If you think you just need the loan for a single expense, such as a downpayment on your investment property, then a home equity loan may the better choice because of the fixed rates and predictable repayment. If you want an ongoing line of credit that can be used on future expenses, go with a HELOC.
Home Equity Loan & HELOC Tax Benefits
Prior to 2018, federal tax law allowed homeowners to deduct the interest they paid on their mortgage as well as their home equity loan or HELOC. At the beginning of 2018, however, the IRS added some qualifications to home equity debt tax deductions.

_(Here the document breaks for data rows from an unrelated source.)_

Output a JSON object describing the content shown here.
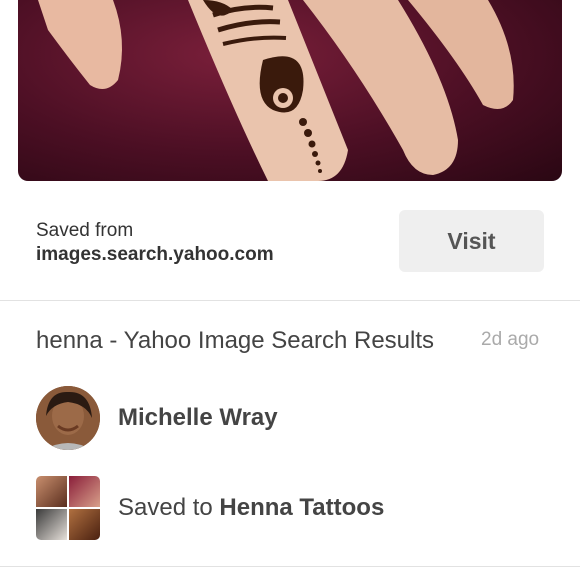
{
  "pin": {
    "saved_from_label": "Saved from",
    "source_domain": "images.search.yahoo.com",
    "visit_label": "Visit",
    "title": "henna - Yahoo Image Search Results",
    "age": "2d ago"
  },
  "pinner": {
    "name": "Michelle Wray"
  },
  "board": {
    "prefix": "Saved to",
    "name": "Henna Tattoos"
  },
  "colors": {
    "visit_button_bg": "#efefef",
    "hero_background": "#5a1229",
    "text_primary": "#444444",
    "text_muted": "#aaaaaa"
  }
}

Under the current law, interest on home equity debt is only tax deductible if the homeowner uses the proceeds to make substantial improvements to the property serving as collateral for the loan. As a result, homeowners cannot deduct the interest if they use the proceeds to purchase or improve a separate investment property.
Alternative Financing Options for Investment Properties
While home equity loans and HELOCs make great choices for funding investment or rental properties, there are some alternatives you may want to consider.
If you need more money than you can get through a HELOC or home equity loan, you may want to consider taking out a second mortgage for your new property.
The main advantage of taking out a new mortgage for your investment property is that your current home won’t be at risk if you can’t make payments. In addition, you may be able to get a larger loan amount than you would with a home equity loan or HELOC.
However, second mortgages are more difficult to qualify for, have higher interest rates than you would get on a primary residence, and you will still have to pay closing costs which can be expensive.
>> Read More: Second Mortgage vs. Home Equity Loan
Another viable alternative is refinancing your first mortgage for more than you currently owe and taking the extra amount as a lump sum. This is called a cash-out refinance.
For example, if you owe $100,000 on your primary mortgage, you could refinance it to $200,000 and receive $100,000 as a lump sum to invest in your rental property.
The main benefit of using a cash-out refinance is that you should be able to secure lower rates than you would with a home equity loan or HELOC. In addition, interest is tax deductible for cash-out refinance loans up to $750,000, unlike home equity loans or HELOCs (unless used for home improvements).
Like a second mortgage, you will have to pay closing costs on your cash-out refinance. In addition, if the cash-out refinance rate you qualify for is higher than your current mortgage rate, it may not make sense.